To address the out-of-memory error you’re encountering while creating a TensorRT engine from a YOLOv8 ONNX model in DeepStream 7.1, let’s go through various potential causes of this issue and suggest solutions:

Possible Causes of Out-of-Memory Error

  1. Insufficient GPU Memory:
  • The requested memory for the YOLOv8 model exceeds the available GPU memory, leading to the out-of-memory error.
  1. Model Complexity:
  • YOLOv8 may have a high model complexity that uses extensive memory during engine building and inference.
  1. Memory Management Changes:
  • Differences in memory management between TensorRT versions, especially between DeepStream 6.3 and 7.1, can result in more stringent memory requirements.
  1. Unused Resources:
  • Other applications or processes might be consuming GPU memory, leaving insufficient resources for your TensorRT engine build.

Suggested Solutions

  1. Reduce Batch Size:
  • Lower the batch size when invoking trtexec. For example, instead of batch=1, try creating the engine with a smaller batch size or test with explicit batch size adjustments.
trtexec --onnx=yolov8s-seg_1088_1920.onnx --saveEngine=yolov8s-seg_1088_1920.onnx-fp32-1088_1920-batch=1
  1. Mixed Precision:
  • Utilize mixed precision (FP16) to reduce memory requirements significantly. Modify your command to use FP16 support to save GPU memory.
trtexec --onnx=yolov8s-seg_1088_1920.onnx --saveEngine=yolov8s-seg_1088_1920.onnx-fp16-1088_1920-batch=1
  1. Optimize the Model:
  • Before converting, optimize your ONNX model by minimizing or fusing layers where possible. You can use tools such as ONNX Graph Optimization Toolkit to help reduce the size/complexity.
  1. Profile GPU Memory Usage:
  • Use tools like nvidia-smi to monitor GPU memory usage while running the TensorRT commands. This will help identify if other processes are consuming memory.
watch -n 1 nvidia-smi
  1. Upgrade Drivers and TensorRT:
  • Ensure you’re on the latest NVIDIA driver and TensorRT version.

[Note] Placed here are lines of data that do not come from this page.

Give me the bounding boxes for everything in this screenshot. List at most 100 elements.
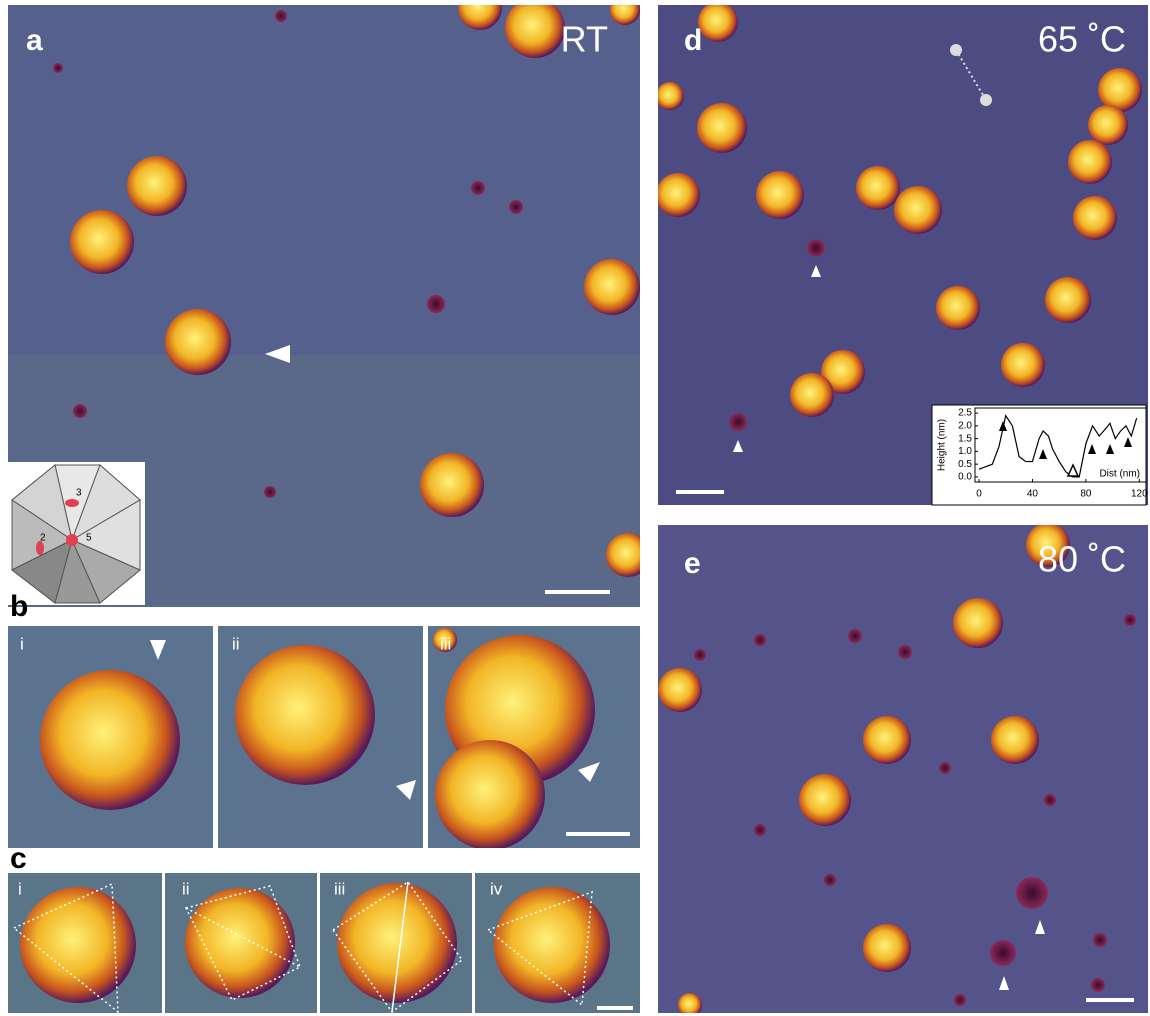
particle: [698, 2, 738, 42]
particle: [337, 883, 457, 1003]
gutter: [0, 848, 658, 873]
inset-chart: [931, 404, 1147, 506]
symmetry-label: 2: [40, 533, 46, 544]
particle: [1098, 68, 1142, 112]
particle: [678, 993, 702, 1016]
gutter: [423, 626, 428, 848]
particle: [40, 670, 180, 810]
y-tick-label: 0.0: [958, 472, 972, 483]
particle: [70, 210, 134, 274]
y-axis-label: Height (nm): [937, 419, 948, 471]
small-particle: [53, 63, 63, 73]
particle: [953, 598, 1003, 648]
particle: [658, 668, 702, 712]
y-tick-label: 0.5: [958, 459, 972, 470]
particle: [1026, 523, 1070, 567]
particle: [790, 373, 834, 417]
particle: [863, 924, 911, 972]
icosahedron-inset: [8, 462, 145, 605]
x-tick-label: 120: [1131, 489, 1148, 500]
gutter: [0, 0, 8, 1016]
gutter: [472, 873, 475, 1013]
particle: [435, 740, 545, 850]
particle: [185, 888, 295, 998]
small-particle: [939, 762, 951, 774]
profile-curve: [978, 414, 1138, 478]
arrowheads: [150, 265, 1045, 990]
sub-label: iv: [490, 879, 503, 898]
particle: [799, 774, 851, 826]
particle: [610, 0, 640, 25]
symmetry-label: 5: [86, 533, 92, 544]
small-particle: [990, 940, 1016, 966]
sub-label: iii: [440, 634, 451, 653]
panel-label: c: [10, 842, 27, 875]
small-particle: [694, 649, 706, 661]
particle: [991, 716, 1039, 764]
condition-label: RT: [561, 19, 608, 60]
small-particle: [275, 10, 287, 22]
panel-label: d: [684, 24, 702, 57]
particle: [165, 309, 231, 375]
panel-label: e: [684, 547, 701, 580]
y-tick-label: 1.5: [958, 433, 972, 444]
particle: [656, 173, 700, 217]
particle: [821, 350, 865, 394]
small-particle: [427, 295, 445, 313]
condition-label: 65 ˚C: [1038, 19, 1126, 60]
small-particle: [754, 824, 766, 836]
sub-label: iii: [334, 879, 345, 898]
axis-line: [391, 881, 409, 1013]
peak-markers: [999, 421, 1132, 477]
gutter: [317, 873, 320, 1013]
small-particle: [1091, 978, 1105, 992]
sub-label: ii: [182, 879, 190, 898]
particle: [1045, 277, 1091, 323]
particle: [894, 186, 942, 234]
particle: [1073, 196, 1117, 240]
small-particle: [954, 994, 966, 1006]
small-particle: [824, 874, 836, 886]
particle: [433, 628, 457, 652]
plot-frame: [974, 407, 1147, 483]
y-tick-label: 1.0: [958, 446, 972, 457]
scale-bars: [545, 490, 1134, 1010]
particle: [20, 887, 136, 1003]
y-tick-label: 2.0: [958, 421, 972, 432]
gutter: [0, 1013, 1150, 1016]
small-particle: [1016, 877, 1048, 909]
condition-label: 80 ˚C: [1038, 539, 1126, 580]
x-tick-label: 80: [1080, 489, 1092, 500]
particle: [494, 887, 610, 1003]
x-axis-label: Dist (nm): [1099, 469, 1140, 480]
particle: [1088, 105, 1128, 145]
small-particle: [729, 413, 747, 431]
particle: [1001, 343, 1045, 387]
particle: [756, 171, 804, 219]
panel-label: a: [26, 24, 43, 57]
small-particle: [471, 181, 485, 195]
inset-plot: 0.0 0.5 1.0 1.52.0 2.5 0 40 80 120: [958, 408, 1148, 500]
sub-label: i: [20, 634, 24, 653]
particle: [584, 259, 640, 315]
gutter: [658, 505, 1150, 525]
gutter: [1148, 0, 1150, 1016]
sub-label: i: [18, 879, 22, 898]
small-particle: [264, 486, 276, 498]
symmetry-label: 3: [76, 488, 82, 499]
y-tick-label: 2.5: [958, 408, 972, 419]
small-particle: [807, 239, 825, 257]
particle: [856, 166, 900, 210]
symmetry-outlines: [12, 880, 593, 1014]
particle: [1068, 140, 1112, 184]
particle: [458, 0, 502, 30]
gutter: [640, 0, 658, 1016]
small-particle: [73, 404, 87, 418]
gutter: [162, 873, 165, 1013]
x-tick-label: 0: [976, 489, 982, 500]
small-particle: [898, 645, 912, 659]
particle: [656, 82, 684, 110]
small-particle: [848, 629, 862, 643]
particle: [127, 156, 187, 216]
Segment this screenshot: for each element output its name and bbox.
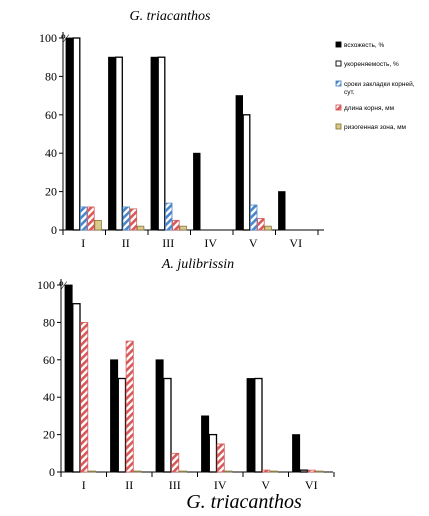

Compatibility improvements and updated memory management features might resolve issues.
  • You may want to check if there are newer versions than 8.6.1 that could yield better results.
  1. Clean Up GPU Resources:
  • Restart the system or the container to ensure all previous memory allocations are cleared if you’ve run multiple tests or failed builds.
  1. Use Profiling Tools:
  • Use TensorRT profiling tools to gain insights into memory usage during engine building. Profiling may reveal unoptimized sections of your model or excessive memory requirements.
  1. Consider Increasing GPU Memory:
  • If the hardware allows, running on a different GPU with more memory could also be a solution if you are constrained by memory limits.

By following these steps and suggestions, you should be able to mitigate the out-of-memory error and successfully create the TensorRT engine file from your YOLOv8 ONNX model while utilizing DeepStream 7.1.